The School District’s submissions, including an affidavit of a physical education expert, established its prima facie entitlement to judgment as a matter of law dismissing the complaint insofar as asserted against it (see David v County of Suffolk, 1 NY3d 525, 526 [2003]; Peuplie v Longwood Cent. School Dist., 49 AD3d 837, 839 [2008]). The evidence submitted by the School District demonstrates that the incident occurred so quickly that it could not have been prevented by even the most intense supervision (see Thomas v City of New York, 124 AD3d 872 [2015]; Odekirk v Bellmore-Merrick Cent. School Dist., 70 AD3d 910 [2010]; Mayer v Mahopac Cent. School Dist., 29 AD3d 653 [2006]; Siegell v Herricks Union Free School Dist., 7 AD3d 607 [2004]; Opalek v West Islip Union Free School Dist., 1 AD3d 491 [2003]). In opposition, the plaintiffs failed to raise a triable issue of fact (see O’Brien v Sayville Union Free School Dist., 87 AD3d 569 [2011]). While the plaintiffs emphasize that there is *691evidence in the record indicating that Maher had shoved another student in a gym class on an earlier date, this evidence was insufficiently specific to place the School District on notice of the conduct that led to the infant plaintiff’s injuries (see Mirand v City of New York, 84 NY2d 44, 49 [1994]; Thomas v City of New York, 124 AD3d at 873-874). Finally, while the compulsory nature of the gym class activities precludes an assumption of risk defense, it is not an impediment to summary judgment, as it does not deprive the School District of its defense that the incident was sudden and unexpected (see Knightner v William Floyd Union Free School Dist., 51 AD3d 876 [2008]; Mayer v Mahopac Cent.
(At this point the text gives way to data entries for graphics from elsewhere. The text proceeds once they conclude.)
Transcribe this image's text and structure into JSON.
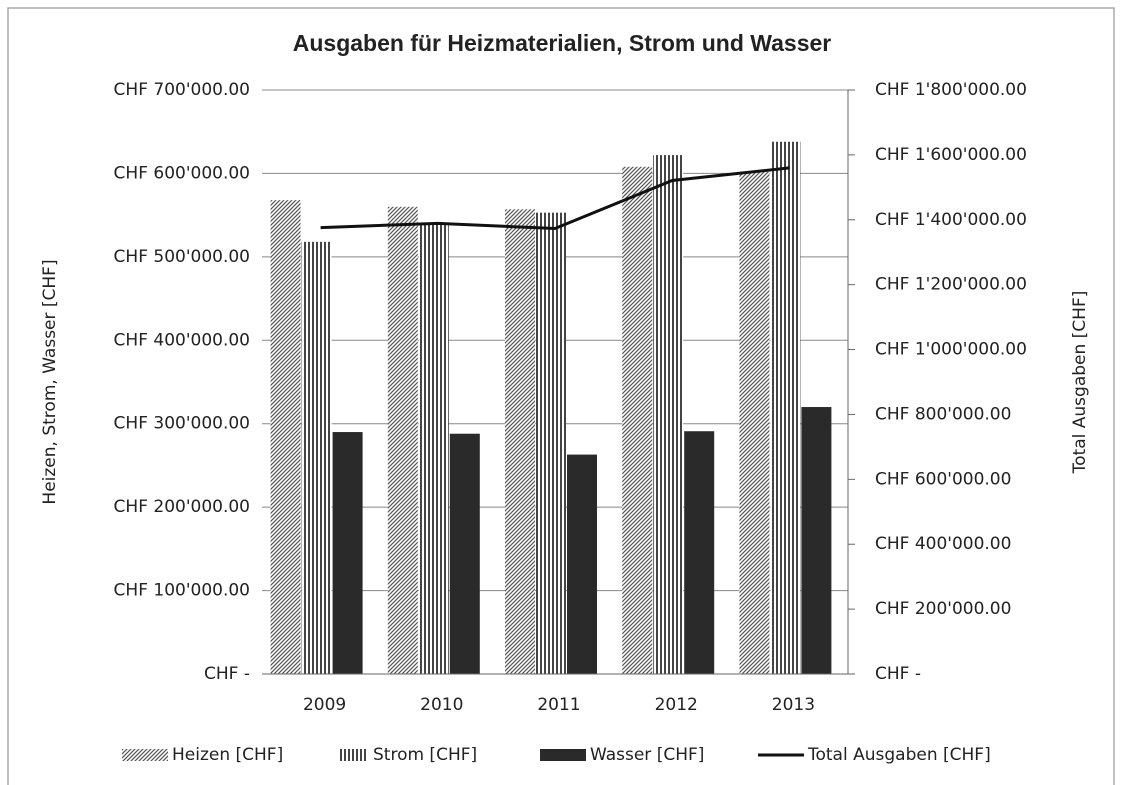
{
  "chart_data": {
    "type": "bar",
    "title": "Ausgaben für Heizmaterialien, Strom und Wasser",
    "y_label": "Heizen, Strom, Wasser [CHF]",
    "y2_label": "Total Ausgaben [CHF]",
    "categories": [
      "2009",
      "2010",
      "2011",
      "2012",
      "2013"
    ],
    "series": [
      {
        "name": "Heizen [CHF]",
        "color": "#555555",
        "pattern": "diagonal",
        "values": [
          568000,
          560000,
          557000,
          608000,
          602000
        ]
      },
      {
        "name": "Strom [CHF]",
        "color": "#444444",
        "pattern": "vertical",
        "values": [
          518000,
          541000,
          553000,
          622000,
          638000
        ]
      },
      {
        "name": "Wasser [CHF]",
        "color": "#2a2a2a",
        "pattern": "solid",
        "values": [
          290000,
          288000,
          263000,
          291000,
          320000
        ]
      },
      {
        "name": "Total Ausgaben [CHF]",
        "color": "#111111",
        "type": "line",
        "axis": "y2",
        "values": [
          1376000,
          1389000,
          1373000,
          1521000,
          1560000
        ]
      }
    ],
    "ylim": [
      0,
      700000
    ],
    "yticks": [
      {
        "value": 0,
        "label": "CHF -"
      },
      {
        "value": 100000,
        "label": "CHF 100'000.00"
      },
      {
        "value": 200000,
        "label": "CHF 200'000.00"
      },
      {
        "value": 300000,
        "label": "CHF 300'000.00"
      },
      {
        "value": 400000,
        "label": "CHF 400'000.00"
      },
      {
        "value": 500000,
        "label": "CHF 500'000.00"
      },
      {
        "value": 600000,
        "label": "CHF 600'000.00"
      },
      {
        "value": 700000,
        "label": "CHF 700'000.00"
      }
    ],
    "y2lim": [
      0,
      1800000
    ],
    "y2ticks": [
      {
        "value": 0,
        "label": "CHF -"
      },
      {
        "value": 200000,
        "label": "CHF 200'000.00"
      },
      {
        "value": 400000,
        "label": "CHF 400'000.00"
      },
      {
        "value": 600000,
        "label": "CHF 600'000.00"
      },
      {
        "value": 800000,
        "label": "CHF 800'000.00"
      },
      {
        "value": 1000000,
        "label": "CHF 1'000'000.00"
      },
      {
        "value": 1200000,
        "label": "CHF 1'200'000.00"
      },
      {
        "value": 1400000,
        "label": "CHF 1'400'000.00"
      },
      {
        "value": 1600000,
        "label": "CHF 1'600'000.00"
      },
      {
        "value": 1800000,
        "label": "CHF 1'800'000.00"
      }
    ],
    "grid": true,
    "legend": "bottom"
  }
}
School Dist., 29 AD3d 653, 655 [2006]; Sangineto v Mamaroneck Union Free School Dist., 282 AD2d 596 [2001]).

The parties’ remaining contentions either are without merit or need not be reached in light of our determination.

Accordingly, the Supreme Court should have granted the defendants’ separate motions for summary judgment dismissing the complaint insofar as asserted against each of them.

Dillon, J.P., Dickerson and Barros, JJ., concur.